I tilted my head at him. “What do you mean?”
“First, the story was written down during the times of ancient Greece. We know that the oldest vampire remains are at least ten thousand years old. Why nothing before then? There is … so much missing. Everything is missing!”
“We have accounts of vampires from as far back as we have of the human race.”
“That’s my point exactly,” Khalil said. “We have human accounts; the vampire records are barely existent. And no records reliably confirmed to have been written by a vampire exist beyond three thousand years ago, the start of the Bronze Age at the earliest. What about before? There is nothing, it is as if vampires just came into being right then and there. Or rather they just decided to start recording then. And yet, we have stories about monsters in the night stretching far beyond that, cave paintings, tablets with written warnings. They existed before, but we have no evidence from the source itself.”
“That’s easy,” I said. “Vampires are long lived. They would see little need in recording their history. Why bother when your sire had lived through it all, and they seldom died. And they always lived among the humans, so they left no remains of their own settlements.”
“Nothing? Not even one instance? The myth too is … it is as if it was invented based on what the genesis stories of other more popular religions at the time were.”

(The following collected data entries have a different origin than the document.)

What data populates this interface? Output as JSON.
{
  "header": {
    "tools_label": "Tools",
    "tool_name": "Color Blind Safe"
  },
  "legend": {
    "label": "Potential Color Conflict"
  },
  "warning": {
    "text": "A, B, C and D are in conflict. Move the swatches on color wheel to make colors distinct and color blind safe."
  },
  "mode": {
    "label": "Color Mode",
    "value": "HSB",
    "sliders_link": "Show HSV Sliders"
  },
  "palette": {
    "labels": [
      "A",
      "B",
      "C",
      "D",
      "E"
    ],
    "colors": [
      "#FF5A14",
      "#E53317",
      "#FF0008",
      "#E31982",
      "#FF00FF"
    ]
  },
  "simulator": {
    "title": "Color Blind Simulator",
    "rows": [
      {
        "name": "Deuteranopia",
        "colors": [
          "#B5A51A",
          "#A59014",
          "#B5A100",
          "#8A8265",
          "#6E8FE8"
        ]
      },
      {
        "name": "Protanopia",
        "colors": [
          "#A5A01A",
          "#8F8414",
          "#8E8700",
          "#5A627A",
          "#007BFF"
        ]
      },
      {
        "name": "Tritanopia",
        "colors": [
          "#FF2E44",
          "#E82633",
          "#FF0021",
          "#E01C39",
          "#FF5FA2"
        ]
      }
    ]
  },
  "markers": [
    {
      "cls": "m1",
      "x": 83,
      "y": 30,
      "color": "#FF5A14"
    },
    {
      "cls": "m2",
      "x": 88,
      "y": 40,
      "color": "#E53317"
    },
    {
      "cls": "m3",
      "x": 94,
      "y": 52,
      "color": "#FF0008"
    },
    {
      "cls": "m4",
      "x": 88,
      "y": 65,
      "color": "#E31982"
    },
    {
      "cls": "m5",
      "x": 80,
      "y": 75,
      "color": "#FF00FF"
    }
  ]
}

“You are reading too much into it, Ali,” I told him.
“They are hiding things. They told us that they have four stages in their life. The young or Fledgling vampire, those that were just turned. Adult, which they become once they mature—most often it requires at least a hundred years to reach that stage. The Elder stage, once they get older than two hundred years, and the Ancient, those older than a thousand. Can you imagine living for that long, Mari? How much time would you have to alter history? It would be easy with their influence.”
“You are not going down the conspiracy theory route, are you?” I asked.
Khalil grimaced. “It isn’t a conspiracy if it’s true.”
I laughed. “Next you are going to tell me that vampires sank Japan.”
Khalil grew quiet, and continued reading, doing his research.
This was the second dream I’d had since coming here. The state of stasis that the day brought put a vampire into a dreamless sleep. Now that had changed, and I wondered what else would change for the vampires as well as other races on Earth.
I was aware that I was dreaming, even though I could not change anything. It was as if I was experiencing the past. I sat in the college library, a passenger in my younger body. Across from me at the table sat Khalil, my friend. He held a cross which was attached to a chain of praying beads wrapped around his hand as he read from a book on the table. The scene had played out exactly as it was in my memories.
I remembered thinking that I shouldn’t have said that last part. It had hurt him. He had always taken his research into the vampire history seriously, as well as his skepticism toward them.